Puedo entenderlo todo —o casi— en política. Salvo el masoquismo extremo de quienes, en una Europa sumamente confortable, salen a la calle para defender a quienes, de echarles mano encima, les harían algo bastante más cruel que picadillo. Me hundió en una franca depresión comprobar cuánto viejo colega de izquierdismo histórico salió, hace once años, en defensa del mayor torturador y exterminador de izquierdistas vivo: un neonazi confeso (el Baaz no fue, en su fundación, sino la versión árabe del Partido Nacional Socialista hitleriano), llamado Sadam Husein. Recuerdo haber preguntado a alguno de ellos, entonces: ¿pero tú sabes lo que harían con un rojo como tú en el Irak de Sadam? Su respuesta me dejó fatal: “Claro que lo sé. Pero éste no es un asunto personal”. Idéntico argumento llevó, en su día, a mantener una mortífera ambigüedad, más allá de racionalidad alguna, hacia el genocidio estaliniano. Idéntico argumento se perpetuó —se perpetúa— en torno a la dictadura castrista.

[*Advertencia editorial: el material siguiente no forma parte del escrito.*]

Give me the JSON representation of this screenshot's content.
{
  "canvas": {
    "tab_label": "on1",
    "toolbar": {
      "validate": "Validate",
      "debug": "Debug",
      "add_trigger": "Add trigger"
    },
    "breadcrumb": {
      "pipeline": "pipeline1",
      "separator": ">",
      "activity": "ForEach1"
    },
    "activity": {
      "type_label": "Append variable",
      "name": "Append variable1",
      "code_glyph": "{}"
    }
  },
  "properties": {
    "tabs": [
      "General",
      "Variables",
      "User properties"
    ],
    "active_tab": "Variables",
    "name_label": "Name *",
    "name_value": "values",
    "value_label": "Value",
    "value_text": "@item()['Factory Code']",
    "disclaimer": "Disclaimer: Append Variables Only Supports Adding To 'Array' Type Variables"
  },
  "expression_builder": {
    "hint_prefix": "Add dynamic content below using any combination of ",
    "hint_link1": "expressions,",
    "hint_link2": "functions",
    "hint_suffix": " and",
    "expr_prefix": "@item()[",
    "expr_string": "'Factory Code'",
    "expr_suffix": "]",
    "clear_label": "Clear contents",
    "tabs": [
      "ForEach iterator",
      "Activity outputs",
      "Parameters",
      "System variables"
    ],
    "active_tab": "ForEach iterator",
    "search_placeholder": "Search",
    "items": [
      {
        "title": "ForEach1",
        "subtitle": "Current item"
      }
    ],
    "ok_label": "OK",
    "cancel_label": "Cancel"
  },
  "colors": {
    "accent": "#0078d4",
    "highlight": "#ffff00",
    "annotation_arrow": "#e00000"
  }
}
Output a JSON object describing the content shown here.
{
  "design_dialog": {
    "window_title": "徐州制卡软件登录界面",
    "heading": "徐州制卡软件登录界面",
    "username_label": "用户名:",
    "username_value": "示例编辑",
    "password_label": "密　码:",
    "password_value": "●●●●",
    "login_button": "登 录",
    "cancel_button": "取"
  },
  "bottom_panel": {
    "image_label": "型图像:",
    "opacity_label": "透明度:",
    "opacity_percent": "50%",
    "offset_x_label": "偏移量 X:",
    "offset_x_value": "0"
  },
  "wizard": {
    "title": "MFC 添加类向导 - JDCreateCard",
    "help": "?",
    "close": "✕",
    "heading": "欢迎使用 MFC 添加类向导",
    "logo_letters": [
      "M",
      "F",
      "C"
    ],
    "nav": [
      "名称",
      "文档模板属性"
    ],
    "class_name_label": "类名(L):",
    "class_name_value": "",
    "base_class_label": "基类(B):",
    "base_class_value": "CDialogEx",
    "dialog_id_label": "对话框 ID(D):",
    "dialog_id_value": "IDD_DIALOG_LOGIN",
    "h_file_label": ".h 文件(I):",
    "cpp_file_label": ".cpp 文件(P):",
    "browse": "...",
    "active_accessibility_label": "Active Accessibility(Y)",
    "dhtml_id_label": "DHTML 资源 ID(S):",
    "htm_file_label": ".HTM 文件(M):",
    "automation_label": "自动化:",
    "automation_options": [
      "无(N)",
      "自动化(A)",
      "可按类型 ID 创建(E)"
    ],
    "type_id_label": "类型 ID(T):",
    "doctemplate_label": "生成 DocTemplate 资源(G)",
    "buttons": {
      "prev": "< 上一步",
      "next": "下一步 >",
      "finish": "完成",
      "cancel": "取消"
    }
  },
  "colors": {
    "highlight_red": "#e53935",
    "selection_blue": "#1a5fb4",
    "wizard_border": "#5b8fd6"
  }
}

Quienes ahora salen a la calle en Europa, en compasiva condena del bombardeo contra el criminal régimen afgano, no podrían jamás ni soñar hacerlo en Kabul. Hace muchos años que hubieran sido ejecutados. ¿Cuál de los jóvenes antiglobalizadores (de ambos sexos), que pasean en las capitales europeas sus pancartas antiamericanas hubiera logrado sobrevivir más de diez minutos a la teológica fulminación de los clérigos talibán? Y, al lado del apaleamiento y la lapidación, que son norma en el régimen islamista, la silla eléctrica o el pelotón de fusilamiento parecen casi una bendición del cielo.